Pembayaran margin ini membuat Indonesia dituduh melakukan subsidi karena pola anggaran yang dikelola BPDP mekanismenya menggunakan APBN. Sehingga ketika APBN mengalir ke produsen biodiesel itu menjadi subsidi.
Padahal, lanjut Oke, kejadian yang sebenarnya adalah pembayaran selisih harga dari BPDP sawit kepada produsen penjualan biodiesel bukan berasal dari APBN, melainkan anggaran BPDP itu berasal dari iuran yang diberikan pengusaha sawit saat melakukan ekspor. Jadi Oke menyebut itu adalah anggaran dari produsen yang akan kembali lagi kepada produsen. Karena dengan harga biodiesel yang murah maka demand dari pembelian akan meningkat sehingga harga biodiesel dunia juga akan tetap naik jika permintaan tinggi.
Baca Juga: Gugat AS, Biodiesel Indonesia Dikenai Pajak Lebih Tinggi
Menurut Oke, itu adalah skema yang selama ini dipakai dan saat di ajukan untuk skema baru, di mana Pertamina yang akan membayar selisih namun tetap menggunakan anggaran BPDP sawit. Hal ini untuk menghindari tuduhan negatif kepada Indonesia.

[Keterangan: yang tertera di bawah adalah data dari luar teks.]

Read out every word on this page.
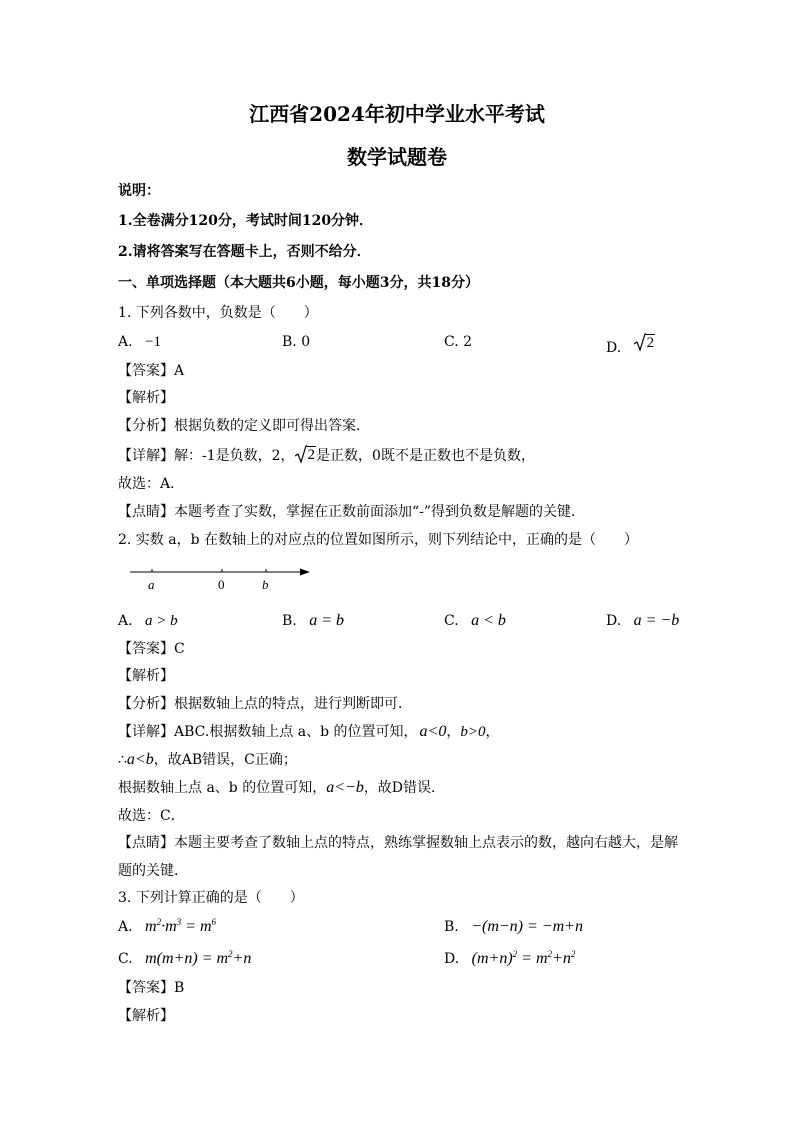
江西省2024年初中学业水平考试
数学试题卷
说明：
1.全卷满分120分，考试时间120分钟．
2.请将答案写在答题卡上，否则不给分．
一、单项选择题（本大题共6小题，每小题3分，共18分）
1. 下列各数中，负数是（　　）
A. −1	B. 0	C. 2	D. 2
【答案】A
【解析】
【分析】根据负数的定义即可得出答案．
【详解】解：-1是负数，2， 2 是正数，0既不是正数也不是负数，
故选：A．
【点睛】本题考查了实数，掌握在正数前面添加“-”得到负数是解题的关键．
2. 实数 a，b 在数轴上的对应点的位置如图所示，则下列结论中，正确的是（　　）
a	0	b
A. a > b	B. a = b	C. a < b	D. a = −b
【答案】C
【解析】
【分析】根据数轴上点的特点，进行判断即可．
【详解】ABC.根据数轴上点 a、b 的位置可知， a<0，b>0，
∴a<b，故AB错误，C正确；
根据数轴上点 a、b 的位置可知，a<−b，故D错误．
故选：C．
【点睛】本题主要考查了数轴上点的特点，熟练掌握数轴上点表示的数，越向右越大，是解
题的关键．
3. 下列计算正确的是（　　）
A. $m^2\cdot m^3 = m^6$	B. −(m−n) = −m+n
C. $m(m+n) = m^2+n$	D. $(m+n)^2 = m^2+n^2$
【答案】B
【解析】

"Jadi ini yang harus diubah, tidak lagi dialirkan ke pengusaha biodiesel tetapi lebih baik pertamina membeli harga pasar, baru pertamina dibayar selisih harganya. Bedakan, cuma itu saja yang diusulkan dan ini akan dipelajari oleh pertamina, dan bila dimungkinkan maka BPSD akan dilengkapi dengan aturan main yang bisa memungkinkan aturan main mekanisme pembayarannya seperti itu," jelasnya.